Joined by another considered journalistic old-timer on the panel, Chris Cantore, he too had been embittered by what he called the “destruction of an industry.” Tim’s resentment for how the internet had swooped in and completely changed what he was accustomed to was undeniable, yet both had ultimately realized that there was little to nothing they could do to stop it.
“I’m trying to hang on for a few more years until retirement,” said Sullivan, “It’s either adapt, or get out. And I’m at an age where I am too old to adapt, so I’m hoping to get out when I can.”
However, just because Sullivan accepted his situation, did not mean that he did not understand the language current times and how to use it. In our generation, where social media trafficking is the new forefront to news circulation, he would be the first to acknowledge the usefulness of platforms such as Twitter, Facebook, and popular blog sites. In fact, it was he who encouraged and advised his own daughter a way to gain revenue from her rather specific Tumblr blog consisting of reblogged “pictures of cute babies.” By finding a way to monetize her influence in a small niche market on the internet, he was able to earn her $100 dollars in ten days, and gain her over 320 Twitter followers practically over night, proving his savvyness still remains in a technological age.

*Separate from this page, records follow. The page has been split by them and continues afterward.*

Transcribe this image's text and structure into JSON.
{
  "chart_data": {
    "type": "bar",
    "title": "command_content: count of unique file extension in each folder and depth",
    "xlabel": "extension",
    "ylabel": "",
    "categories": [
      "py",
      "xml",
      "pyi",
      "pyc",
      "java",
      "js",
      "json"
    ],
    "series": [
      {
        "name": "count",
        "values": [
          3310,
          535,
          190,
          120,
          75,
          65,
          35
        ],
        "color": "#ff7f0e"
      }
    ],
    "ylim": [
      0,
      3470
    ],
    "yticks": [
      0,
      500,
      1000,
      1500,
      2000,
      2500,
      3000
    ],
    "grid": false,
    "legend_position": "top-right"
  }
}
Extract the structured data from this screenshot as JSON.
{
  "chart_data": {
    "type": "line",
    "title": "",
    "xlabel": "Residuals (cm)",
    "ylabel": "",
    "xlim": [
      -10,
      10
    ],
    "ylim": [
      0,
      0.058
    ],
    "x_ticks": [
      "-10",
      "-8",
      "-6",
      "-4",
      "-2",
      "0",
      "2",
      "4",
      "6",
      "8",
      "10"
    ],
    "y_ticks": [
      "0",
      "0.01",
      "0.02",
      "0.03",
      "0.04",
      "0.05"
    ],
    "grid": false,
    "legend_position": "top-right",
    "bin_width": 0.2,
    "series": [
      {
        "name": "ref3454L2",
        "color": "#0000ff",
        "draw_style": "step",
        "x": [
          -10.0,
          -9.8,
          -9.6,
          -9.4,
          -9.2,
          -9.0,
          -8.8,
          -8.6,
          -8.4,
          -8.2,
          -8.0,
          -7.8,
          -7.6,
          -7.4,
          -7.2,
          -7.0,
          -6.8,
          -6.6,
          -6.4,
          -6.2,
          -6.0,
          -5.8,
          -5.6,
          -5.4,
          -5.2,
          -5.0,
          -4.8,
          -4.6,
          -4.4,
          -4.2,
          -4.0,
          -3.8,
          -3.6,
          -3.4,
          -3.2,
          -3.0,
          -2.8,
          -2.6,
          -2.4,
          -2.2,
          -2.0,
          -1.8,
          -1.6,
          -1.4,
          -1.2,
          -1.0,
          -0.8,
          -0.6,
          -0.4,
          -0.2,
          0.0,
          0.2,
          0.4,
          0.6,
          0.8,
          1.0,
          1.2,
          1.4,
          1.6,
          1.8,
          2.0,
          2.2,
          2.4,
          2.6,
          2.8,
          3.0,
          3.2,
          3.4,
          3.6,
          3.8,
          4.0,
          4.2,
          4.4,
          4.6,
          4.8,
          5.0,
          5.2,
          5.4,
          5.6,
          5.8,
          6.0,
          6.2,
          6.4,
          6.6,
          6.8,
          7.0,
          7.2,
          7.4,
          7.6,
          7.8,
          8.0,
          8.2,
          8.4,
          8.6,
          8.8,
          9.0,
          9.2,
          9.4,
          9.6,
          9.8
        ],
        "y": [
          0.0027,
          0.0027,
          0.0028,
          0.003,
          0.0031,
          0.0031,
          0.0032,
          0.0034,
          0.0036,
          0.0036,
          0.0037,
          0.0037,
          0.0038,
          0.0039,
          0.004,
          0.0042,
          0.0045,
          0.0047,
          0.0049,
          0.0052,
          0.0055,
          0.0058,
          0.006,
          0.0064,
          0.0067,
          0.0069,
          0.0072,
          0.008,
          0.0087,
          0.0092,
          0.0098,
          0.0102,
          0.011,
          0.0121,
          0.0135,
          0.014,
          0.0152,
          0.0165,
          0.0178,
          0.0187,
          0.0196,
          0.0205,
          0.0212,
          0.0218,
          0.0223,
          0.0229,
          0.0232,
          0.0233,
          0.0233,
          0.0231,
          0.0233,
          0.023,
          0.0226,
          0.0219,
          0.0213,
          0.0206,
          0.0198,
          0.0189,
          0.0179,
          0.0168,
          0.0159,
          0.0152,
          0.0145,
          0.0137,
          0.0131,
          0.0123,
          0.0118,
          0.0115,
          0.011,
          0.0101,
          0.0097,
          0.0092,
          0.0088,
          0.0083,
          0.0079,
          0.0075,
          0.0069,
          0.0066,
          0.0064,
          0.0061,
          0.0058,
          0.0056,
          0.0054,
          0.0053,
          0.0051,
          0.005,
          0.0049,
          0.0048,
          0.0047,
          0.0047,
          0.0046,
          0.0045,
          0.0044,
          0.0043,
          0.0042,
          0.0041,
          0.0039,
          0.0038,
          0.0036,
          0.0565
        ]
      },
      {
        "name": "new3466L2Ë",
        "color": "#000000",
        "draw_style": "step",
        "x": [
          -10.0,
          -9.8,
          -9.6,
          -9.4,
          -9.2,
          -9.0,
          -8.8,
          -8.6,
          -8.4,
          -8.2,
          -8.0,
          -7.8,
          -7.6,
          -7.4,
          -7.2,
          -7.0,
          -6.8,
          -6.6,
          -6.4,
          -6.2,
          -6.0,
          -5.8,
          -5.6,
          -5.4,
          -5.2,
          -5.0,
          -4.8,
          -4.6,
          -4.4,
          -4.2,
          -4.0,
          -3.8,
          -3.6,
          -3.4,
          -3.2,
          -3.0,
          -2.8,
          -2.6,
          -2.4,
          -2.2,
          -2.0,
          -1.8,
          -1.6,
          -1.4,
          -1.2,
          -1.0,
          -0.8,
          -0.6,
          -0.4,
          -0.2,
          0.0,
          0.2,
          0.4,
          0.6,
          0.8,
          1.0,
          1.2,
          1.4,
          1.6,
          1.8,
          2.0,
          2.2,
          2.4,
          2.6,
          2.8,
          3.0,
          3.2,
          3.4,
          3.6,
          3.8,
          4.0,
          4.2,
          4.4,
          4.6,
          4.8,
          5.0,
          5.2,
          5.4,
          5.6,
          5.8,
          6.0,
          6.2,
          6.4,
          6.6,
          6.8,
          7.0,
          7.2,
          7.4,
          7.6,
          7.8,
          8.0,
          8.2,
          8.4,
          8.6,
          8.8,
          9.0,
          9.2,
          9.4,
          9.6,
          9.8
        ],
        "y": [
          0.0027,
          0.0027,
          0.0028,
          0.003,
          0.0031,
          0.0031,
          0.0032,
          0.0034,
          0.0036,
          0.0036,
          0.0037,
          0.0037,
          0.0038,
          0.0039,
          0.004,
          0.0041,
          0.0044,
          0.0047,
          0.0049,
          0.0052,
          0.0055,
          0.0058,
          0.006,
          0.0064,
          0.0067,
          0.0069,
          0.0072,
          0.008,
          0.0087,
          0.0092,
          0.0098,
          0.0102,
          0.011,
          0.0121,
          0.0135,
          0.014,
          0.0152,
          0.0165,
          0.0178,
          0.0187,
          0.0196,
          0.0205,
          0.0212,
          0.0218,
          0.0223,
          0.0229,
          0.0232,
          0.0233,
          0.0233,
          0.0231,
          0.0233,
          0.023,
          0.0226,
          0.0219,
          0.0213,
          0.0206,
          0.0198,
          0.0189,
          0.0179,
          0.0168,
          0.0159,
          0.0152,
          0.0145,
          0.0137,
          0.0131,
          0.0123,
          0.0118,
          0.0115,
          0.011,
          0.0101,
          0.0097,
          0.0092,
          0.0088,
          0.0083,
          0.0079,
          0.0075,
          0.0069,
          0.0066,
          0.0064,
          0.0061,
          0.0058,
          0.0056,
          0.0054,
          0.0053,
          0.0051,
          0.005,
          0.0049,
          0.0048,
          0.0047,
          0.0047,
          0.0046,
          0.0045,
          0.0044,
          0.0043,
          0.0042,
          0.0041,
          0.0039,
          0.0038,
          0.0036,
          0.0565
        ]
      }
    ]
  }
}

Not only this, but Sullivan still had hopes that the roots of journalism, from the creative process to the public’s wish to stay connected, will always have a place in society. He referenced how the 24-year old reporter, Sarah Ganim, just recently won a Pulitzer Prize using classic investigative reporting techniques, and considered it as evidence that there is still room for those who have the same passion that he did so many years ago. He understood that his job, as well as others in his position, will not be safe from the internet-takeover and is just a matter of time before the web will push everything out. But he does not see this as the end of journalism itself, simply an old way of thinking about it.
“I know that everyone is forecasting that the sky is falling, but there is still a need for good reporting and good storytelling,” Tim advised in his final words to the student audience, “You may have to create things yourself now, but don’t be discouraged.”